ATF in the News · July 27, 2017

USA Today: White House and GOP leaders tout deal to cut taxes, but offer no details

Frank Clemente, executive director of the liberal group Americans for Tax Fairness, pointed to a 2018 budget resolution that passed the House Budget Committee with only Republican support that would have offset cut taxes with reductions to Social Security, Medicaid and Medicare.

The joint statement “revealed little about their true intentions, which is to craft a plan that will give massive tax breaks to millionaires and wealthy corporations at the expense of the middle class and working families,” Clemente said.

This article appeared in USA Today.


Herb Jackson wrote:

After three months of meetings, the White House and Republican congressional leaders said Thursday they were “confident that a shared vision for tax reform exists.” But they released almost no details about what that vision would look like.

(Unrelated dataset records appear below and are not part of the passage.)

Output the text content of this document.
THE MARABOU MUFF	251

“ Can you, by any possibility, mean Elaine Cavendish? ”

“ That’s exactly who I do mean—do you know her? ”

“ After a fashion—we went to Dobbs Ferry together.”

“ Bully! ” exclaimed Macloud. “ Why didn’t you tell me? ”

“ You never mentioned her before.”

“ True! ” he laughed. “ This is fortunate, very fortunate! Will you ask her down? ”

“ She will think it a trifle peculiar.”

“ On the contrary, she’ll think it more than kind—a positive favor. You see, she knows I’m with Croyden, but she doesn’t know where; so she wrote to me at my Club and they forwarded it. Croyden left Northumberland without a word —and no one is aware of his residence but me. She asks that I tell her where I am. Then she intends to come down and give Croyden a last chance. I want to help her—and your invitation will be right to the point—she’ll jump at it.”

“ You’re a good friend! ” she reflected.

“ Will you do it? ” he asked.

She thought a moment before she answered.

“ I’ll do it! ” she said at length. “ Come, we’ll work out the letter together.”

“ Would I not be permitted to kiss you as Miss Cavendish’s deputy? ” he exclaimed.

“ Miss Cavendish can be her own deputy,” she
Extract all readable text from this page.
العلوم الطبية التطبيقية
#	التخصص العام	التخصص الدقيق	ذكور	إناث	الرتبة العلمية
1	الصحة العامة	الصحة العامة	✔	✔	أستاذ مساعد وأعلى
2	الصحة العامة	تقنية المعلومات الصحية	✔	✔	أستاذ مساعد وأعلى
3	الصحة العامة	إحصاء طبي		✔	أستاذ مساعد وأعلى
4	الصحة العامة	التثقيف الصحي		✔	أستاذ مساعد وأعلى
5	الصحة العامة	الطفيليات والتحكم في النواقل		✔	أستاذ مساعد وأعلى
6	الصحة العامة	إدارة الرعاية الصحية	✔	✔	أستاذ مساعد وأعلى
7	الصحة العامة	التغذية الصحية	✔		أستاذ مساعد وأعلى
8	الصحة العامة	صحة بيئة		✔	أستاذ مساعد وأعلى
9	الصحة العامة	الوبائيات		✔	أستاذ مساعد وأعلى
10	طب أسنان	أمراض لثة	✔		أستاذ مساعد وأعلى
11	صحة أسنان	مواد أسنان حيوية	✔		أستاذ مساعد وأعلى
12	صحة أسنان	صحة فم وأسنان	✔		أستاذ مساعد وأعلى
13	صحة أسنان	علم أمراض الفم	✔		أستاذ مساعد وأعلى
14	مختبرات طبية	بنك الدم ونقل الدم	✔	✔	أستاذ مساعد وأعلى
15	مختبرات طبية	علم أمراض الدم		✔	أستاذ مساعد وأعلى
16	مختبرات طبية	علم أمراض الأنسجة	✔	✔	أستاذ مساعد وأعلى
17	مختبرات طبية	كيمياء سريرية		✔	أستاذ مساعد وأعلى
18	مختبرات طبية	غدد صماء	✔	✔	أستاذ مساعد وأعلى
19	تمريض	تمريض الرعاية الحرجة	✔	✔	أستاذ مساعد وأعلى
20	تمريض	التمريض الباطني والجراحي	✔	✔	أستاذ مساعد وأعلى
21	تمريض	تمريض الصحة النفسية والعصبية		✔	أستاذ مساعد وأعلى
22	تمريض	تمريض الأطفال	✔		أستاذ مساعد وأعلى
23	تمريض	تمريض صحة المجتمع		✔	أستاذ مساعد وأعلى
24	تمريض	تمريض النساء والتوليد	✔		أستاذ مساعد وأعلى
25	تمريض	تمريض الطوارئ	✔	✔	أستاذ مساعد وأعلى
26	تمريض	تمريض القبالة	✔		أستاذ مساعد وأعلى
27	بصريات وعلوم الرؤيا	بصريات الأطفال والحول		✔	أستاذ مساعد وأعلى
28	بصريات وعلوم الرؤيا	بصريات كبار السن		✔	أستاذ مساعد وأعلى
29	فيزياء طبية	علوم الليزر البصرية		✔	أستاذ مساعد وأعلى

“Discussions and negotiations will continue, details will continue to be worked out. But rest assured, we’re going to cut taxes — and we’re going to cut taxes this year,” Vice President Pence told a business group Thursday morning.

Later that day, Senate Majority Leader Mitch McConnell, House Speaker Paul Ryan, Senate Finance Chairman Orrin Hatch, House Ways and Means Chairman Kevin Brady, Treasury Secretary Steven Mnuchin and National Economic Council Director Gary Cohn issued a joint statement explaining the path forward.

The most significant revelation was hardly a surprise to anyone following the debate: The “border adjustment tax” — a corporate tax on imports — which House leaders were seeking to help domestic companies compete globally, is now considered dead.

But there was no explanation of how the Republicans plan to make up for the estimated $1 trillion that tax would have raised to offset lower rates. The joint statement did not even say whether the final plan would include the 15% corporate rate that President Trump sought in an April outline of “goals for tax reform,” or the 20% rate that was in a plan released last year by House Republicans.

And other than agreeing that “tax relief for American families should be at the heart of our plan,” there were no details about which families would get what.

The 600-word statement included a commitment to make taxes “simpler, fairer and lower for hard-working American families,” but there was no mention of what the tax brackets or the income cut-offs for those brackets would be, or what deductions and exemptions would be eliminated to fund lower rates.

Brady, the House Ways and Means chairman, told reporters that he believed the statement was significant because it shows unity behind “bold principles” for tax reform and an “urgency to deliver it this year.”

Yet how much of the tax cuts are “paid for” – offset by increases to other taxes, or elimination of deductions or credits – remains unclear.

That’s important. Cuts that are not offset have to sunset after 10 years under congressional budget rules. Business groups have said such temporary cuts would provide less of an economic boost because companies would want reliability before making investments.

The joint statement said “permanence” is a goal, but not a requirement.

Brady was one of the strongest advocates for border adjustment, and said Thursday he still believes it’s the best way to level the playing field between importers and exporters and stop the trend of companies incorporate overseas to avoid paying U.S. taxes.

“But in order for us to unify, it was important to set it aside, for now,” he said.

The National Retail Federation mounted a $5 million campaign against the border tax, including television ads aimed at Republican members of the Ways and Means Committee in their home states.

“By removing this costly element of reform, the way has been cleared for swift action on a middle-class tax cut that will put more money in the wallets of the American taxpayer,” the federation’s president said.

Other anti-tax groups, including the Club for Growth and Americans for Prosperity, made similar comments, pledging to work toward progress instead of battling against the border tax.

The U.S. Chamber of Commerce also applauded the announcement, saying it “bolsters our confidence that tax reform can be enacted this year.”

So far, Republicans have been working to devise a plan on their own, while Democrats repeatedly say the last time comprehensive reform happened, in 1986, it was bipartisan.

“Today’s threadbare joint statement shows Republicans continuing to flounder instead of inviting bipartisan progress on real tax reform for hard-working Americans,” said House Minority Leader Nancy Pelosi, D-Calif.

Frank Clemente, executive director of the liberal group Americans for Tax Fairness, pointed to a 2018 budget resolution that passed the House Budget Committee with only Republican support that would have offset tax cuts with reductions to Social Security, Medicaid and Medicare.

The joint statement “revealed little about their true intentions, which is to craft a plan that will give massive tax breaks to millionaires and wealthy corporations at the expense of the middle class and working families,” Clemente said.